Richard A. Muller
Reviewed by: Samuel Rodriguez
Calvin and the Reformed Tradition, by Richard A. Muller. Published by Baker Academic, 2012. Paperback, 288 pages, list price $39.99. Reviewed by OP pastor Samuel Rodriguez.
Richard A. Muller, who teaches at Calvin Theological Seminary, has written an excellent collection of essays on historical Reformed theology.
The major premise of the book is that while John Calvin was a major second-generation codifier of Reformed theology, he was not the be-all and end-all of the tradition. Rather, the Reformed tradition was diverse and more complex than just one of its contributors. Chapter 1 introduces the context of the study as a whole, situating it from the beginning of the Reformation (1517) to the early Orthodox era (1640). He cogently demonstrates that the history of the Reformed tradition should be given nuanced, contextual study.
Chapter 2 is provocatively entitled "Was Calvin a Calvinist?" He examines three options for answering this question. First, yes of course Calvin was a Calvinist, since he was John Calvin. In this view, he was the defining Calvinist. The second option is that he was not his own follower, so no he was not a Calvinist. Calvinism was not an appellation that theologians in the Reformed tradition accepted in the early Orthodox era. The third option is to identify Calvinism with the Reformed tradition. But the answer here is more complex, because it presents Calvin as having an exclusive place in the greater Reformed tradition that he did not have. Muller then deals with the so-called five points of Calvinism or TULIP. Explaining that TULIP is an Anglo-American creation of recent vintage, it cannot and ought not be used to define the greater Reformed tradition. Muller, who has made a career out of debunking "Calvin against the Calvinists" scholarship, also debunks theories that identify such things as "Christocentrism" and "Predestinarianism" as the central Reformed dogmas. He also shows that the dichotomy between humanism and Scholasticism is dubious. Thus, the terms Calvinist and TULIP are anachronistic and reductionistic when applied to the Reformed tradition of the sixteenth and seventeenth centuries.

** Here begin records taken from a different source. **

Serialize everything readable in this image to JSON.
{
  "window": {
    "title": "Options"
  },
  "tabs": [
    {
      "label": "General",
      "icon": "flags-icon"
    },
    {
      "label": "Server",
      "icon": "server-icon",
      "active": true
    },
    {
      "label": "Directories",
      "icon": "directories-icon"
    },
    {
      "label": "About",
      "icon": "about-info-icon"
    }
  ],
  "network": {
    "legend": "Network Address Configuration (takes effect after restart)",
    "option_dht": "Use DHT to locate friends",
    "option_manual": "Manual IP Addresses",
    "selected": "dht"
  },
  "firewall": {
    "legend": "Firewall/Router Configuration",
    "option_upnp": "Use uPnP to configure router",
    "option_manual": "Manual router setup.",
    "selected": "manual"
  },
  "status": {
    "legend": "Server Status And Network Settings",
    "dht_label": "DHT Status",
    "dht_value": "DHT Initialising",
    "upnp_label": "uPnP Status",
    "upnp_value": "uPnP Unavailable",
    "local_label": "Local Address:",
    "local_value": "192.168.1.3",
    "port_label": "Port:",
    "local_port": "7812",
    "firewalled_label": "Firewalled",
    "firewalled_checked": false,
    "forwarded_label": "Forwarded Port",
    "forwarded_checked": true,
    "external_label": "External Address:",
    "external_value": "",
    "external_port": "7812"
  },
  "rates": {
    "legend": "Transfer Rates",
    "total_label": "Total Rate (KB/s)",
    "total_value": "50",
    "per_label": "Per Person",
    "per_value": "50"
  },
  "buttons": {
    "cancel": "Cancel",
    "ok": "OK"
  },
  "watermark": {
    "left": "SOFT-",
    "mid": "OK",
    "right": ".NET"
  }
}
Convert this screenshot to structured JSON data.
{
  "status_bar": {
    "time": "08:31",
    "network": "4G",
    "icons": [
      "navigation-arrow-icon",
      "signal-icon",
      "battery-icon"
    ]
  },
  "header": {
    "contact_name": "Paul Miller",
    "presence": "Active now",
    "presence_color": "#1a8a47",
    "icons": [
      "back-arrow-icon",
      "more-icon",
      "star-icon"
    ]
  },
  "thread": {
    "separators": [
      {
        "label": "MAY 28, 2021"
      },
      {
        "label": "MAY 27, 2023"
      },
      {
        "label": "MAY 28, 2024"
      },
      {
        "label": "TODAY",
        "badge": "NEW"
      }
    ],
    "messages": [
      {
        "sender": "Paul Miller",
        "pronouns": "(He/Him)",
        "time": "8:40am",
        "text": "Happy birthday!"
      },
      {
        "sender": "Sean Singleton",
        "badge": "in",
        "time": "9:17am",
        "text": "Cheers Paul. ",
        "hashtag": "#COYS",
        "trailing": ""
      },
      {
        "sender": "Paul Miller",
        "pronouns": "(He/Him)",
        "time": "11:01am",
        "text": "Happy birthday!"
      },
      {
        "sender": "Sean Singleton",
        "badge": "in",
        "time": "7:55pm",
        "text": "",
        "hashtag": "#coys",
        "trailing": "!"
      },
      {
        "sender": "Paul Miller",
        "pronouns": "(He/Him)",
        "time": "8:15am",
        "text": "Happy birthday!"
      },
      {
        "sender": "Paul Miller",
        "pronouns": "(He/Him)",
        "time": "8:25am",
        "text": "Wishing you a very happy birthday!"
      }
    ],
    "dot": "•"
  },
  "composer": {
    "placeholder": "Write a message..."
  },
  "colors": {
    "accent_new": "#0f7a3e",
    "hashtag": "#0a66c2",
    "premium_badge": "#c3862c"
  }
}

Chapters 3 to 5 deal with Christ's death and its sufficiency and efficacy. There were several orthodox options in the period dealt with in this book. Page 77 and footnote 22 outline at least seven distinct formulations of this doctrine among the early modern Reformed. Chapter 4 demonstrates that Calvin did not teach two wills in God, contrary to Moise Amyraut. Chapter 5 contrasts two Reformed theologians who were hypothetical universalists. It should be noted that Calvin and all the Reformed believed that Christ's death was efficient for the elect alone (see p. 61, n. 21). Chapter 6 explains how the theological concept later termed the ordo salutis originated in the Reformed tradition. Chapter 7 clearly demonstrates that union with Christ and the ordo salutis were held as complementary doctrines, not rivals. Chapter 8 argues that the practical syllogism was of Reformation origin.
This is an excellent book. It is well documented with 1,005 footnotes. There are some typographical errors (of no consequence), and the book would have been well served by at least a select bibliography. For those interested in historical Reformed theology, it is a must read.